Até quarta-feira, 94 dos 159 pacientes com teste positivo para Covid-19 que passaram pelo hospital necessitaram de internação. A gerente médica aponta que a pandemia irá deixar legados para o hospital. O primeiro é a telemedicina, que teve rápido avanço em um curto período de tempo. O segundo é o laboratório próprio, coisa que o Moinhos não tinha. "Do ponto de vista prático, na operação, acho que, assim como na casa da gente, onde aprendemos que o sapato fica na rua, nós mudamos a cultura de segurança. Fizemos muitos treinamentos. É um hábito que certamente vai reduzir o número de infecções hospitalares."
Outra preocupação é com a saúde dos profissionais que atuam na linha de frente. Segundo Gisele, o Moinhos tem trabalhadores que contraíram o vírus, mas apenas uma médica se contaminou no ambiente intra-hospitalar. "Não temos nenhum caso de colaborador em estado grave. Fiz terça-feira uma reunião com a Universidade Johns Hopkins, nossa afiliada, e perguntamos o que eles estavam fazendo em caso de afastamento profissional. Lá, estão pedindo para retornar em sete ou, no máximo, dez dias. Aqui, estamos conseguindo manter 14 dias de afastamento e ainda esperar dois exames negativos para a volta", ressalta.
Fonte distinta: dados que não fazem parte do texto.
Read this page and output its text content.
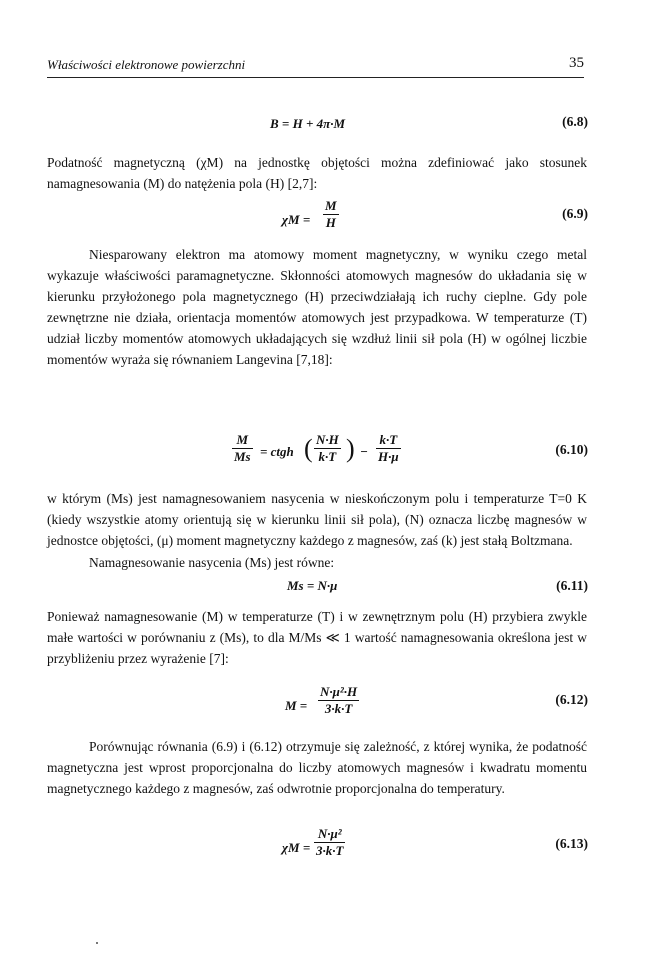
Właściwości elektronowe powierzchni	35
B = H + 4π·M	(6.8)
Podatność magnetyczną (χM) na jednostkę objętości można zdefiniować jako stosunek namagnesowania (M) do natężenia pola (H) [2,7]:
$\chi M = \frac{M}{H}$	(6.9)
Niesparowany elektron ma atomowy moment magnetyczny, w wyniku czego metal wykazuje właściwości paramagnetyczne. Skłonności atomowych magnesów do układania się w kierunku przyłożonego pola magnetycznego (H) przeciwdziałają ich ruchy cieplne. Gdy pole zewnętrzne nie działa, orientacja momentów atomowych jest przypadkowa. W temperaturze (T) udział liczby momentów atomowych układających się wzdłuż linii sił pola (H) w ogólnej liczbie momentów wyraża się równaniem Langevina [7,18]:
$\frac{M}{Ms}$ = ctgh ( $\frac{N\cdot H}{k\cdot T}$ ) − $\frac{k\cdot T}{H\cdot\mu}$	(6.10)
w którym (Ms) jest namagnesowaniem nasycenia w nieskończonym polu i temperaturze T=0 K (kiedy wszystkie atomy orientują się w kierunku linii sił pola), (N) oznacza liczbę magnesów w jednostce objętości, (μ) moment magnetyczny każdego z magnesów, zaś (k) jest stałą Boltzmana.
Namagnesowanie nasycenia (Ms) jest równe:
Ms = N·μ	(6.11)
Ponieważ namagnesowanie (M) w temperaturze (T) i w zewnętrznym polu (H) przybiera zwykle małe wartości w porównaniu z (Ms), to dla M/Ms ≪ 1 wartość namagnesowania określona jest w przybliżeniu przez wyrażenie [7]:
$M = \frac{\text{N·μ²·H}}{3\cdot k\cdot T}$	(6.12)
Porównując równania (6.9) i (6.12) otrzymuje się zależność, z której wynika, że podatność magnetyczna jest wprost proporcjonalna do liczby atomowych magnesów i kwadratu momentu magnetycznego każdego z magnesów, zaś odwrotnie proporcjonalna do temperatury.
$\chi M = \frac{\text{N·μ²}}{3\cdot k\cdot T}$	(6.13)
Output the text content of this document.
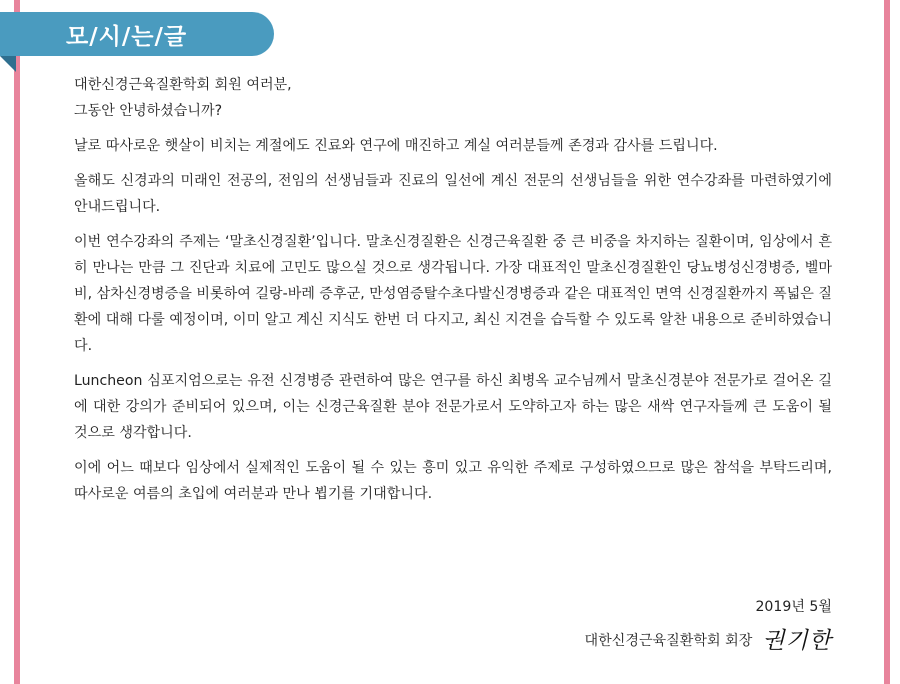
모/시/는/글

대한신경근육질환학회 회원 여러분,
그동안 안녕하셨습니까?

날로 따사로운 햇살이 비치는 계절에도 진료와 연구에 매진하고 계실 여러분들께 존경과 감사를 드립니다.

올해도 신경과의 미래인 전공의, 전임의 선생님들과 진료의 일선에 계신 전문의 선생님들을 위한 연수강좌를 마련하였기에 안내드립니다.

이번 연수강좌의 주제는 ‘말초신경질환’입니다. 말초신경질환은 신경근육질환 중 큰 비중을 차지하는 질환이며, 임상에서 흔히 만나는 만큼 그 진단과 치료에 고민도 많으실 것으로 생각됩니다. 가장 대표적인 말초신경질환인 당뇨병성신경병증, 벨마비, 삼차신경병증을 비롯하여 길랑-바레 증후군, 만성염증탈수초다발신경병증과 같은 대표적인 면역 신경질환까지 폭넓은 질환에 대해 다룰 예정이며, 이미 알고 계신 지식도 한번 더 다지고, 최신 지견을 습득할 수 있도록 알찬 내용으로 준비하였습니다.

Luncheon 심포지엄으로는 유전 신경병증 관련하여 많은 연구를 하신 최병옥 교수님께서 말초신경분야 전문가로 걸어온 길에 대한 강의가 준비되어 있으며, 이는 신경근육질환 분야 전문가로서 도약하고자 하는 많은 새싹 연구자들께 큰 도움이 될 것으로 생각합니다.

이에 어느 때보다 임상에서 실제적인 도움이 될 수 있는 흥미 있고 유익한 주제로 구성하였으므로 많은 참석을 부탁드리며, 따사로운 여름의 초입에 여러분과 만나 뵙기를 기대합니다.

2019년 5월
대한신경근육질환학회 회장 권기한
Gisele, que já foi gerente médica do Hospital da Restinga e aponta a construção e a operação da estrutura como o grande desafio de sua carreira até então, acredita que a Covid-19 trouxe um novo elemento que dificulta o trabalho médico. "Esse de agora é o maior desafio que já enfrentei tendo muita incerteza. Na Restinga, tinha um planejamento, sabia que precisava de tantos médicos para tantos leitos, tantas camas, tantos ventiladores. Agora não. Agora vivemos um momento muito delicado, porque há a incerteza", conclui.